Phase 2 unzip doesn't work

Phase 2 data convert doesn’t seem to be working
mmf_convert_hm --zip_file=XjiOc5ycDBRRNwbhRlgH.zip --password=XXXX --bypass_checksum 1
Data folder is /home/vvm/.cache/torch/mmf/data
Zip path is XjiOc5ycDBRRNwbhRlgH.zip
Copying XjiOc5ycDBRRNwbhRlgH.zip
Unzipping XjiOc5ycDBRRNwbhRlgH.zip
Extracting the zip can take time. Sit back and relax.
replace /home/vvm/.cache/torch/mmf/data/datasets/hateful_memes/defaults/images/data/README.md? [y]es, [n]o, [A]ll, [N]one, [r]ename: A
Traceback (most recent call last):

mmf/mmf_cli/hm_convert.py", line 34, in assert_files
), f"{file} doesn’t exist in {folder}"
AssertionError: dev.jsonl doesn’t exist in /XXX/YYY/.cache/torch/mmf/data/datasets/hateful_memes/defaults/images

Any help would be appreciated. Thank you!

Are you using the updated password (visible on the data download page)?

yes. i am using the latest password

So then you can unzip, just not using mmf?

It looks to me like mmf is expecting a file naming schema that isn’t there (we updated the file names for phase 2). For example, dev.jsonl doesn’t exist anymore. It’s dev_seen.jsonl and dev_unseen.jsonl. If this is the case, it probably requires a change to the mmf codebase (cc @douwekiela)

Is it possible to configure a custom data directory using environment variable different from $HOME/.cache/… location?

Correct, the PR for phase 2 hasn’t been landed in mmf yet. Should be done tomorrow!

Thanks for confirming, @douwekiela!

Thanks for the follow up, guys. I thought I failed to read in between the lines:).
I will try to update and re-run tomorrow!

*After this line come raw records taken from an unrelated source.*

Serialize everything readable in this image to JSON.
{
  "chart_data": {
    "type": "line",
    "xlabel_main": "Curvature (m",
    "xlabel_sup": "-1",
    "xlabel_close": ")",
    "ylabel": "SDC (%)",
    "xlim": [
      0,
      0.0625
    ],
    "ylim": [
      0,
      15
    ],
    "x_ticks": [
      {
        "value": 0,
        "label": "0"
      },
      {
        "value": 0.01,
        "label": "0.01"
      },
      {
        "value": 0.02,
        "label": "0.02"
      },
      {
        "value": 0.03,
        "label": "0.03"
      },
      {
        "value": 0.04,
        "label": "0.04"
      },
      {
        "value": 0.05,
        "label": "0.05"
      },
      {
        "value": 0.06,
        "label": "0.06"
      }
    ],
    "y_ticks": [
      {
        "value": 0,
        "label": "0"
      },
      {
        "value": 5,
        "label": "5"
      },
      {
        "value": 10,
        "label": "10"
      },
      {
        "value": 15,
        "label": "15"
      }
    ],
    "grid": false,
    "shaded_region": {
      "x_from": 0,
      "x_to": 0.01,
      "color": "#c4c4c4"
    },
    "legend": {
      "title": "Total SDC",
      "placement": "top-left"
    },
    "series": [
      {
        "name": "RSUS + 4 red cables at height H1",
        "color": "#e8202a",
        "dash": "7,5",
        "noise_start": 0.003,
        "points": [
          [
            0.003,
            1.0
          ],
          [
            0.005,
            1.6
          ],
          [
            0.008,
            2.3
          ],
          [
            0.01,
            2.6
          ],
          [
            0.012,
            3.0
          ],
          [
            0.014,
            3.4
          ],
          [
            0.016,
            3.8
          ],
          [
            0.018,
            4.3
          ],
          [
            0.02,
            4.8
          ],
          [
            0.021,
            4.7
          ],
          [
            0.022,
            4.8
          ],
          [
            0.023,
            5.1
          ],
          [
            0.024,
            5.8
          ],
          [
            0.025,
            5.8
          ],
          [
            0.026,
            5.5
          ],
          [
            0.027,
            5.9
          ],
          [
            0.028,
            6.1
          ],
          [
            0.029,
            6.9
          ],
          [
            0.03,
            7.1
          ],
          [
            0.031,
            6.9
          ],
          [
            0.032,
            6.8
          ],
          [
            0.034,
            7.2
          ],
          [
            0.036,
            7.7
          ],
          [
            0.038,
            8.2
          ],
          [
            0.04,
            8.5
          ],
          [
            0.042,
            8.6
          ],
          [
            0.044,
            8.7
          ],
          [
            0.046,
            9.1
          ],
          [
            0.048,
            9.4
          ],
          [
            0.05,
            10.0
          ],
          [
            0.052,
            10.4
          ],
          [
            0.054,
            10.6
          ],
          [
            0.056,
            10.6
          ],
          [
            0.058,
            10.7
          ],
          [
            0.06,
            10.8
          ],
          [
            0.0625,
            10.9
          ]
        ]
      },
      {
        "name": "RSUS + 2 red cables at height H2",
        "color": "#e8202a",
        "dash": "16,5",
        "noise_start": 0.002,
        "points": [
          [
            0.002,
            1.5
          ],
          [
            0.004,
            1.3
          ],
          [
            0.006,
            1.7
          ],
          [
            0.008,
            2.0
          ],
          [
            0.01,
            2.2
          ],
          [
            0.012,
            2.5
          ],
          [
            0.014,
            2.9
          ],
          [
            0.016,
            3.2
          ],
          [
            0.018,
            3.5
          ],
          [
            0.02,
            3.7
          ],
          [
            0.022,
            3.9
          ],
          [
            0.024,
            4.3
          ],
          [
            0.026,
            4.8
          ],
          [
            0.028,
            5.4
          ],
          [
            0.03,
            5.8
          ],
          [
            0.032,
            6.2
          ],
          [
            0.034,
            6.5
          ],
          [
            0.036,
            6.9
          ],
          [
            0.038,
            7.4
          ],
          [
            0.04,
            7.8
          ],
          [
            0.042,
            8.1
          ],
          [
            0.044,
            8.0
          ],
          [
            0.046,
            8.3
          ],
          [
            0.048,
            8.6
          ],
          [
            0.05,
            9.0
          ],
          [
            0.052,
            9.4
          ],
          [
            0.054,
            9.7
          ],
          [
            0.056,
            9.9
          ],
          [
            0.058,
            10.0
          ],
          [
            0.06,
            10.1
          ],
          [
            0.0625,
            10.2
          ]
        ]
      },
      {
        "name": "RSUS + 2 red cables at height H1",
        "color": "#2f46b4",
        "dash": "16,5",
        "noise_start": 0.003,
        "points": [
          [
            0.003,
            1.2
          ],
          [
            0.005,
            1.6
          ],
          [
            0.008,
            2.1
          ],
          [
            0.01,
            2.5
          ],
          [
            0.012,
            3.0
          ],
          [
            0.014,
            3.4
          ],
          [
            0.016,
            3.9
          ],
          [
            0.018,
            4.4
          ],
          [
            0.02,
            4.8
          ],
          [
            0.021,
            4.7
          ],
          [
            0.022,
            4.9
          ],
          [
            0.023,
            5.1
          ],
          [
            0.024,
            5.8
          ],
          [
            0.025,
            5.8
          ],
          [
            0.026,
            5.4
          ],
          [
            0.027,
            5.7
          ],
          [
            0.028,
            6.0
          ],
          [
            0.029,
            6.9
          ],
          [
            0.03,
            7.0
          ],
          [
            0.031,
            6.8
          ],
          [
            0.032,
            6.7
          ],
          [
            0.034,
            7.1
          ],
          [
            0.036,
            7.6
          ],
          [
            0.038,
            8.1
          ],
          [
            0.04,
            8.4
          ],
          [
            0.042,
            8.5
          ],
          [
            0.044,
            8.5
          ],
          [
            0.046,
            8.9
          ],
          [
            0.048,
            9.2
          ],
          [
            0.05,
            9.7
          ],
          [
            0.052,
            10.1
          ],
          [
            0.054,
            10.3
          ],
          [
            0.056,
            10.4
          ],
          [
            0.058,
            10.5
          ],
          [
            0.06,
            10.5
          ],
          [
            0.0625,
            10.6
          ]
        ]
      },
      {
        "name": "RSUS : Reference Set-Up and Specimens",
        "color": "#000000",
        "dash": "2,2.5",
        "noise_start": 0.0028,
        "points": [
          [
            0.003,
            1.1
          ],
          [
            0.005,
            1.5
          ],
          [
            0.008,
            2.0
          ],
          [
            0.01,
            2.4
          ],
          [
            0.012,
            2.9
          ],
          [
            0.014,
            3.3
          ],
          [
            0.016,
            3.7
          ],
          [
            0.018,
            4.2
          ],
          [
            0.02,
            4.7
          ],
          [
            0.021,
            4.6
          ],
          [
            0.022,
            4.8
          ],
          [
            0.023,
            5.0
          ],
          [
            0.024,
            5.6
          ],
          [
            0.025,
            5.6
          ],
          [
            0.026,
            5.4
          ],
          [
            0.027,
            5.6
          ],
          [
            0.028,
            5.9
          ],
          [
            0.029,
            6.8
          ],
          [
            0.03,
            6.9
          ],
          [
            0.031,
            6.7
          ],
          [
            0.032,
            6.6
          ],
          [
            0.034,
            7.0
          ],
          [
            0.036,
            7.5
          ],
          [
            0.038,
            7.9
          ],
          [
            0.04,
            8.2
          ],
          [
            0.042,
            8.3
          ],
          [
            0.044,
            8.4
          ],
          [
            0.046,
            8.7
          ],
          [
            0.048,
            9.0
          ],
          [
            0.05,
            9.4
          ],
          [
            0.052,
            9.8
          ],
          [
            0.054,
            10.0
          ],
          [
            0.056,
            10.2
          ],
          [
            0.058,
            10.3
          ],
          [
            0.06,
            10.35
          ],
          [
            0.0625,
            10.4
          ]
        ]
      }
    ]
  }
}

PR is up at: https://github.com/facebookresearch/mmf/pull/595 which you can patch until it lands.

1 Like

Nice! Thanks @amanpreet

Thanks! In the meantime, is there a way to point to a custom location for data directory other than ~/.cache/torch/mmf/data/datasets/hateful_memes when running the scripts? Is there an example for that?
du -sh ~/.cache/torch/mmf/data/datasets/hateful_memes
It’s pretty big
37G /home/xxx/.cache/torch/mmf/data/datasets/hateful_memes

Yes, while extracting pass --mmf_data_folder=<your_dir> option to mmf_convert_hm command. Then, while running the commands, use MMF_DATA_DIR=<your_dir> environment variable to specify where your data dir is to MMF.

For MMF specific questions, please open up an issue on MMF for faster response in future.

1 Like

Pulled updates form the master. Convert is working now. Thanks a ton!

There is one other issue.
Runner now always loads dataset
mmf.trainers.mmf_trainer: Loading datasets
where as before it was looking up from cache correctly. So it downloads and extracts 10GB file all the time now.

Sorry my bad. Wrong terminal. Once updated environment variable works as expected.